Любовь, сказал отец Мартин.

И Сын этот явился лишь однажды, давным-давно, далеко-далеко? К темному народу в тихой заводи на западной окраине Азии, на задворках позабытой империи? А Сам испустил дух еще до того, как седина успела тронуть Его голову? Не оставил ни одного потомка — только скудные, обрывочные воспоминания по себе, только покрывшиеся грязью жалкие закорючки? Погодите-погодите. Это даже не Брахман-отшельник. Это — себялюбивый Брахман, скупой Брахман, несправедливый Брахман, — Брахман, по сути дела, и вовсе не проявленный. Уж коли Брахману суждено иметь одного-единственного сына, отчего бы ему не показать такую же прыть, какой блистал Кришна, резвясь с пастушками, а? Чем объяснить эдакое божественное убожество?

Любовью, неизменно повторял отец Мартин.

Благодарю покорно, лучше буду и дальше верить в любимого моего Кришну. В своем божественном ореоле он просто неотразим. А вы уж оставьте вашего Сына, вашего потного горемыку-болтуна при себе.

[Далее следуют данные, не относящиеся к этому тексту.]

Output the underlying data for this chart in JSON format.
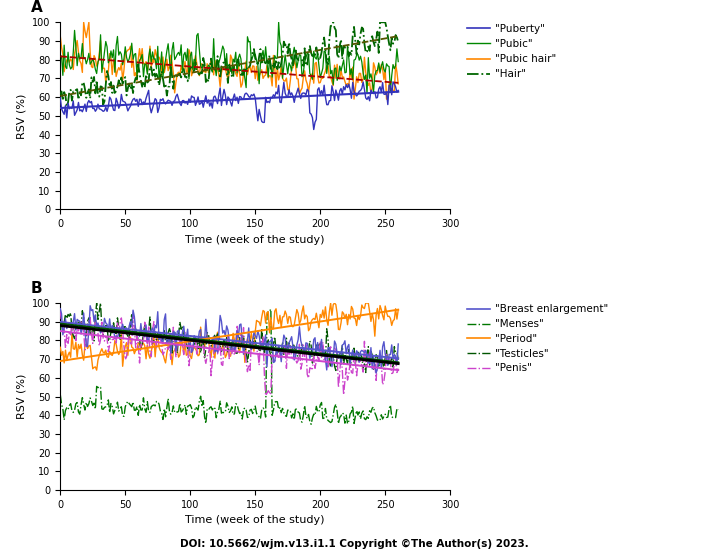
{
  "panel_A": {
    "n_weeks": 261,
    "series": {
      "puberty": {
        "color": "#3333bb",
        "linestyle": "-",
        "linewidth": 1.0,
        "label": "\"Puberty\"",
        "base": 54,
        "trend": 0.038,
        "noise": 3.5,
        "seed": 1
      },
      "pubic": {
        "color": "#008800",
        "linestyle": "-",
        "linewidth": 0.9,
        "label": "\"Pubic\"",
        "base": 83,
        "trend": -0.03,
        "noise": 7.0,
        "seed": 2
      },
      "pubic_hair": {
        "color": "#ff8800",
        "linestyle": "-",
        "linewidth": 1.0,
        "label": "\"Pubic hair\"",
        "base": 82,
        "trend": -0.06,
        "noise": 6.0,
        "seed": 3
      },
      "hair": {
        "color": "#006600",
        "linestyle": "-.",
        "linewidth": 1.3,
        "label": "\"Hair\"",
        "base": 61,
        "trend": 0.115,
        "noise": 5.0,
        "seed": 4
      }
    },
    "trend_puberty": {
      "color": "#3333bb",
      "linestyle": "-",
      "linewidth": 1.5
    },
    "trend_pubic_hair": {
      "color": "#aa0000",
      "linestyle": "--",
      "linewidth": 1.3
    },
    "trend_hair": {
      "color": "#555500",
      "linestyle": "--",
      "linewidth": 1.3
    },
    "ylabel": "RSV (%)",
    "xlabel": "Time (week of the study)",
    "ylim": [
      0,
      100
    ],
    "xlim": [
      0,
      300
    ],
    "xticks": [
      0,
      50,
      100,
      150,
      200,
      250,
      300
    ],
    "yticks": [
      0,
      10,
      20,
      30,
      40,
      50,
      60,
      70,
      80,
      90,
      100
    ],
    "panel_label": "A"
  },
  "panel_B": {
    "n_weeks": 261,
    "series": {
      "breast_enlargement": {
        "color": "#5555cc",
        "linestyle": "-",
        "linewidth": 1.0,
        "label": "\"Breast enlargement\"",
        "base": 89,
        "trend": -0.07,
        "noise": 6.0,
        "seed": 10
      },
      "menses": {
        "color": "#007700",
        "linestyle": "-.",
        "linewidth": 1.0,
        "label": "\"Menses\"",
        "base": 45,
        "trend": -0.02,
        "noise": 3.5,
        "seed": 11
      },
      "period": {
        "color": "#ff8800",
        "linestyle": "-",
        "linewidth": 1.0,
        "label": "\"Period\"",
        "base": 74,
        "trend": 0.025,
        "noise": 5.0,
        "seed": 12
      },
      "testicles": {
        "color": "#005500",
        "linestyle": "-.",
        "linewidth": 1.0,
        "label": "\"Testicles\"",
        "base": 88,
        "trend": -0.07,
        "noise": 5.5,
        "seed": 13
      },
      "penis": {
        "color": "#cc44cc",
        "linestyle": "-.",
        "linewidth": 1.0,
        "label": "\"Penis\"",
        "base": 86,
        "trend": -0.075,
        "noise": 6.5,
        "seed": 14
      }
    },
    "trend_be": {
      "color": "#5555cc",
      "linestyle": "-",
      "linewidth": 1.4
    },
    "trend_per": {
      "color": "#ff8800",
      "linestyle": "-",
      "linewidth": 1.4
    },
    "trend_tes": {
      "color": "#005500",
      "linestyle": "-",
      "linewidth": 1.4
    },
    "trend_pen": {
      "color": "#cc44cc",
      "linestyle": "-",
      "linewidth": 1.4
    },
    "trend_overall": {
      "color": "#000000",
      "linestyle": "-",
      "linewidth": 2.0
    },
    "ylabel": "RSV (%)",
    "xlabel": "Time (week of the study)",
    "ylim": [
      0,
      100
    ],
    "xlim": [
      0,
      300
    ],
    "xticks": [
      0,
      50,
      100,
      150,
      200,
      250,
      300
    ],
    "yticks": [
      0,
      10,
      20,
      30,
      40,
      50,
      60,
      70,
      80,
      90,
      100
    ],
    "panel_label": "B"
  },
  "doi_bold": "DOI: 10.5662/wjm.v13.i1.1",
  "copyright_bold": " Copyright ©The Author(s) 2023.",
  "background_color": "#ffffff",
  "tick_fontsize": 7,
  "label_fontsize": 8,
  "legend_fontsize": 7.5,
  "panel_label_fontsize": 11
}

Так-то вот воспринял я того древнего равви-баламута — с недоверием и досадой в сердце.

Мы пили чай с отцом Мартином три дня кряду. И всякий раз, как только чашки наши звякали о блюдца, а ложки — о края чашек, я принимался его расспрашивать.

И ответ всякий раз был один и тот же.

Как же он мне надоел, этот Сын. С каждым днем Он раздражал меня все больше, и все больше недостатков угадывал я в Нем.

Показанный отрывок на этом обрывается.